Bases for Segmenting Consumer Markets

 

The four bases for segmenting the consumer market are as follows:

  1. Demographic Segmentation

  2. Geographic Segmentation

  3. Psychographic Segmentation

  4. Behavioural Segmentation.

(1) Demographic Segmentation

Demographic segmentation divides the markets into groups based on variables such as age, gender, family size, income, occupation, education, religion, race and nationality. Demographic factors are the most popular bases for segmenting the consumer group. One reason is that consumer needs, wants, and usage rates often vary closely with demographic variables. Moreover, demographic factors are more accessible to measure than most other types of variables.

(a) Age

It is one of the most common demographic variables used to segment markets. Some com­panies offer different products or use different marketing approaches for different age groups. For example, McDonald’s targets children, teens, adults and seniors with different ads and media. Markets that are commonly segmented by age include clothing, toys, music, automobiles, soaps, shampoos and foods.

(b) Gender

Gender segmentation is used in clothing, cosmetics and magazines.

(c) Income

Markets are also segmented based on income. Income is used to divide the markets because it influences people’s product purchases. It affects a consumer’s buying power and style of living. Income includes housing, furniture, automobile, clothing, alcoholic, beverages, food, sporting goods, luxury goods, financial services and travel.

(d) Family cycle

Product needs vary according to age, number of persons in the household, marital status, and number and age of children. These variables can be combined into a single variable called the family life cycle. Housing, home appliances, furniture, food and automobile are a few of the numerous product markets segmented by the family cycle stages. Social class can be divided into the upper class, middle class and lower class. Many companies deal in clothing, home furnishing, leisure activities, and design products and services for specific social classes.

(2) Geographic Segmentation

Geographic segmentation refers to dividing a market into different geographical units such as nations, states, regions, cities, or neighbourhoods. For example, national newspapers are published and distrib­uted to different cities in other languages to cater to the needs of the consumers.
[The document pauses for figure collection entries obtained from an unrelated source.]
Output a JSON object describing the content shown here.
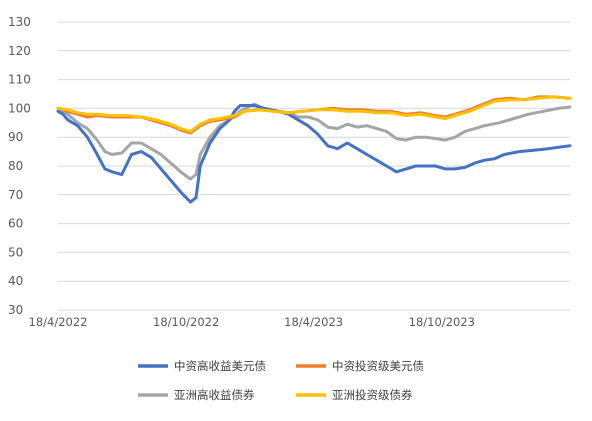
{
  "chart_data": {
    "type": "line",
    "ylim": [
      30,
      130
    ],
    "yticks": [
      30,
      40,
      50,
      60,
      70,
      80,
      90,
      100,
      110,
      120,
      130
    ],
    "x_range": [
      "2022-04-18",
      "2024-04-18"
    ],
    "xtick_labels": [
      "18/4/2022",
      "18/10/2022",
      "18/4/2023",
      "18/10/2023"
    ],
    "xtick_dates": [
      "2022-04-18",
      "2022-10-18",
      "2023-04-18",
      "2023-10-18"
    ],
    "grid": true,
    "legend_position": "bottom",
    "series": [
      {
        "name": "中资高收益美元债",
        "color": "#4472c4",
        "points": [
          [
            "2022-04-18",
            99
          ],
          [
            "2022-04-25",
            98
          ],
          [
            "2022-05-02",
            96
          ],
          [
            "2022-05-16",
            94
          ],
          [
            "2022-05-30",
            90
          ],
          [
            "2022-06-13",
            84
          ],
          [
            "2022-06-24",
            79
          ],
          [
            "2022-07-04",
            78
          ],
          [
            "2022-07-18",
            77
          ],
          [
            "2022-08-01",
            84
          ],
          [
            "2022-08-15",
            85
          ],
          [
            "2022-08-29",
            83
          ],
          [
            "2022-09-12",
            79
          ],
          [
            "2022-09-26",
            75
          ],
          [
            "2022-10-10",
            71
          ],
          [
            "2022-10-24",
            67.5
          ],
          [
            "2022-11-01",
            69
          ],
          [
            "2022-11-07",
            80
          ],
          [
            "2022-11-21",
            88
          ],
          [
            "2022-12-05",
            93
          ],
          [
            "2022-12-19",
            96
          ],
          [
            "2022-12-26",
            99
          ],
          [
            "2023-01-03",
            101
          ],
          [
            "2023-01-23",
            101
          ],
          [
            "2023-02-06",
            100
          ],
          [
            "2023-02-27",
            99
          ],
          [
            "2023-03-13",
            98
          ],
          [
            "2023-03-27",
            96
          ],
          [
            "2023-04-10",
            94
          ],
          [
            "2023-04-24",
            91
          ],
          [
            "2023-05-08",
            87
          ],
          [
            "2023-05-22",
            86
          ],
          [
            "2023-06-05",
            88
          ],
          [
            "2023-06-19",
            86
          ],
          [
            "2023-07-03",
            84
          ],
          [
            "2023-07-17",
            82
          ],
          [
            "2023-07-31",
            80
          ],
          [
            "2023-08-14",
            78
          ],
          [
            "2023-08-28",
            79
          ],
          [
            "2023-09-11",
            80
          ],
          [
            "2023-09-25",
            80
          ],
          [
            "2023-10-09",
            80
          ],
          [
            "2023-10-23",
            79
          ],
          [
            "2023-11-06",
            79
          ],
          [
            "2023-11-20",
            79.5
          ],
          [
            "2023-12-04",
            81
          ],
          [
            "2023-12-18",
            82
          ],
          [
            "2024-01-01",
            82.5
          ],
          [
            "2024-01-15",
            84
          ],
          [
            "2024-02-05",
            85
          ],
          [
            "2024-02-26",
            85.5
          ],
          [
            "2024-03-18",
            86
          ],
          [
            "2024-04-01",
            86.5
          ],
          [
            "2024-04-18",
            87
          ]
        ]
      },
      {
        "name": "中资投资级美元债",
        "color": "#ed7d31",
        "points": [
          [
            "2022-04-18",
            100
          ],
          [
            "2022-05-02",
            99
          ],
          [
            "2022-05-16",
            98
          ],
          [
            "2022-05-30",
            97
          ],
          [
            "2022-06-13",
            97.5
          ],
          [
            "2022-07-04",
            97
          ],
          [
            "2022-07-25",
            97
          ],
          [
            "2022-08-15",
            97
          ],
          [
            "2022-09-05",
            95.5
          ],
          [
            "2022-09-26",
            94
          ],
          [
            "2022-10-10",
            92.5
          ],
          [
            "2022-10-24",
            91.5
          ],
          [
            "2022-11-07",
            94
          ],
          [
            "2022-11-21",
            95.5
          ],
          [
            "2022-12-05",
            96
          ],
          [
            "2022-12-26",
            97
          ],
          [
            "2023-01-09",
            99
          ],
          [
            "2023-01-30",
            99.5
          ],
          [
            "2023-02-20",
            99
          ],
          [
            "2023-03-13",
            98.5
          ],
          [
            "2023-04-03",
            99
          ],
          [
            "2023-04-24",
            99.5
          ],
          [
            "2023-05-15",
            100
          ],
          [
            "2023-06-05",
            99.5
          ],
          [
            "2023-06-26",
            99.5
          ],
          [
            "2023-07-17",
            99
          ],
          [
            "2023-08-07",
            99
          ],
          [
            "2023-08-28",
            98
          ],
          [
            "2023-09-18",
            98.5
          ],
          [
            "2023-10-09",
            97.5
          ],
          [
            "2023-10-23",
            97
          ],
          [
            "2023-11-06",
            98
          ],
          [
            "2023-11-27",
            99.5
          ],
          [
            "2023-12-11",
            101
          ],
          [
            "2024-01-01",
            103
          ],
          [
            "2024-01-22",
            103.5
          ],
          [
            "2024-02-12",
            103
          ],
          [
            "2024-03-04",
            104
          ],
          [
            "2024-03-25",
            104
          ],
          [
            "2024-04-18",
            103.5
          ]
        ]
      },
      {
        "name": "亚洲高收益债券",
        "color": "#a5a5a5",
        "points": [
          [
            "2022-04-18",
            100
          ],
          [
            "2022-05-02",
            98
          ],
          [
            "2022-05-16",
            95
          ],
          [
            "2022-05-30",
            93
          ],
          [
            "2022-06-13",
            89
          ],
          [
            "2022-06-24",
            85
          ],
          [
            "2022-07-04",
            84
          ],
          [
            "2022-07-18",
            84.5
          ],
          [
            "2022-08-01",
            88
          ],
          [
            "2022-08-15",
            88
          ],
          [
            "2022-08-29",
            86
          ],
          [
            "2022-09-12",
            84
          ],
          [
            "2022-09-26",
            81
          ],
          [
            "2022-10-10",
            78
          ],
          [
            "2022-10-24",
            75.5
          ],
          [
            "2022-11-01",
            77
          ],
          [
            "2022-11-07",
            84
          ],
          [
            "2022-11-21",
            90
          ],
          [
            "2022-12-05",
            94
          ],
          [
            "2022-12-19",
            96
          ],
          [
            "2023-01-03",
            99
          ],
          [
            "2023-01-23",
            101.5
          ],
          [
            "2023-02-06",
            100
          ],
          [
            "2023-02-27",
            99
          ],
          [
            "2023-03-13",
            98.5
          ],
          [
            "2023-03-27",
            97
          ],
          [
            "2023-04-10",
            97
          ],
          [
            "2023-04-24",
            96
          ],
          [
            "2023-05-08",
            93.5
          ],
          [
            "2023-05-22",
            93
          ],
          [
            "2023-06-05",
            94.5
          ],
          [
            "2023-06-19",
            93.5
          ],
          [
            "2023-07-03",
            94
          ],
          [
            "2023-07-17",
            93
          ],
          [
            "2023-07-31",
            92
          ],
          [
            "2023-08-14",
            89.5
          ],
          [
            "2023-08-28",
            89
          ],
          [
            "2023-09-11",
            90
          ],
          [
            "2023-09-25",
            90
          ],
          [
            "2023-10-09",
            89.5
          ],
          [
            "2023-10-23",
            89
          ],
          [
            "2023-11-06",
            90
          ],
          [
            "2023-11-20",
            92
          ],
          [
            "2023-12-04",
            93
          ],
          [
            "2023-12-18",
            94
          ],
          [
            "2024-01-08",
            95
          ],
          [
            "2024-01-29",
            96.5
          ],
          [
            "2024-02-19",
            98
          ],
          [
            "2024-03-11",
            99
          ],
          [
            "2024-04-01",
            100
          ],
          [
            "2024-04-18",
            100.5
          ]
        ]
      },
      {
        "name": "亚洲投资级债券",
        "color": "#ffc000",
        "points": [
          [
            "2022-04-18",
            100
          ],
          [
            "2022-05-02",
            99.5
          ],
          [
            "2022-05-16",
            98.5
          ],
          [
            "2022-05-30",
            98
          ],
          [
            "2022-06-13",
            98
          ],
          [
            "2022-07-04",
            97.5
          ],
          [
            "2022-07-25",
            97.5
          ],
          [
            "2022-08-15",
            97
          ],
          [
            "2022-09-05",
            96
          ],
          [
            "2022-09-26",
            94.5
          ],
          [
            "2022-10-10",
            93
          ],
          [
            "2022-10-24",
            92
          ],
          [
            "2022-11-07",
            94.5
          ],
          [
            "2022-11-21",
            96
          ],
          [
            "2022-12-05",
            96.5
          ],
          [
            "2022-12-26",
            97.5
          ],
          [
            "2023-01-09",
            99
          ],
          [
            "2023-01-30",
            99.5
          ],
          [
            "2023-02-20",
            99
          ],
          [
            "2023-03-13",
            98.5
          ],
          [
            "2023-04-03",
            99
          ],
          [
            "2023-04-24",
            99.5
          ],
          [
            "2023-05-15",
            99.5
          ],
          [
            "2023-06-05",
            99
          ],
          [
            "2023-06-26",
            99
          ],
          [
            "2023-07-17",
            98.5
          ],
          [
            "2023-08-07",
            98.5
          ],
          [
            "2023-08-28",
            97.5
          ],
          [
            "2023-09-18",
            98
          ],
          [
            "2023-10-09",
            97
          ],
          [
            "2023-10-23",
            96.5
          ],
          [
            "2023-11-06",
            97.5
          ],
          [
            "2023-11-27",
            99
          ],
          [
            "2023-12-11",
            100.5
          ],
          [
            "2024-01-01",
            102.5
          ],
          [
            "2024-01-22",
            103
          ],
          [
            "2024-02-12",
            103
          ],
          [
            "2024-03-04",
            103.5
          ],
          [
            "2024-03-25",
            104
          ],
          [
            "2024-04-18",
            103.5
          ]
        ]
      }
    ]
  }
}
Geographic variables such as climate, terrain, natural resources, and population density also influence consumer product needs. Companies may divide markets into regions because the differences in geographic variables can cause consumer needs and want to differ from one region to another.

(3) Psychographic Segmentation

Psychographic segmentation pertains to lifestyle and personality traits. In the case of certain products, buying behaviour predominantly depends on lifestyle and personality characteristics.

(a) Personality characteristics

It refers to a person’s individual character traits, attitudes and hab­its. Here markets are segmented according to competitiveness, introvert, extrovert, ambition, aggressiveness, etc. This type of segmentation is used when a product is similar to many compet­ing products, and consumer needs for products are not affected by other segmentation variables.

(b) Lifestyle

It is how people live and spend their time and money. Lifestyle analysis provides marketers with a broad view of consumers because it segments the markets into groups based on activities, interests, beliefs and opinions. Companies making cosmetics, alcoholic beverages and furniture segment market according to lifestyle.

(4) Behavioural Segmentation

In behavioural segmentation, buyers are divided into groups based on their knowledge of, attitude towards, use of, or response to a product. Behavioural segmentation includes segmentation based on occasions, user status, usage rate loyalty status, buyer-readiness stage and attitude.

(a) Occasion

Buyers can be distinguished according to the occasions when they purchase a product, use a product, or develop a need to use a product. It helps the firm expand product usage. For example, Cadbury’s advertising to promote the product during the wedding season is an example of occasion segmentation.

(b) User status

Sometimes the markets are segmented based on user status, that is, based on non-user, ex-user, potential user, first-time user and regular user of the product. Large compa­nies usually target potential users, whereas smaller firms focus on current users.

(c) Usage Rate

Markets can be distinguished based on usage rate, that is, based on light, medium and heavy users. Heavy users are often a small percentage of the market but account for a high percentage of the total consumption. Marketers usually prefer to attract a heavy user rather than several light users, and vary their promotional efforts accordingly.

(d) Loyalty Status

Buyers can be divided based on their loyalty status—hardcore loyal (con­sumer who buy one brand all the time), split loyal (consumers who are loyal to two or three brands), shifting loyal (consumers who shift from one brand to another), and switchers (consum­ers who show no loyalty to any brand).

(e) Buyer readiness stage

The six psychological stages through which a person passes when deciding to purchase a product. The six stages are awareness of the product, knowledge of what it does, interest in the product, preference over competing products, the conviction of its suitability, and purchase. Marketing campaigns exist in large part to move the target audience through the buyer readiness stages.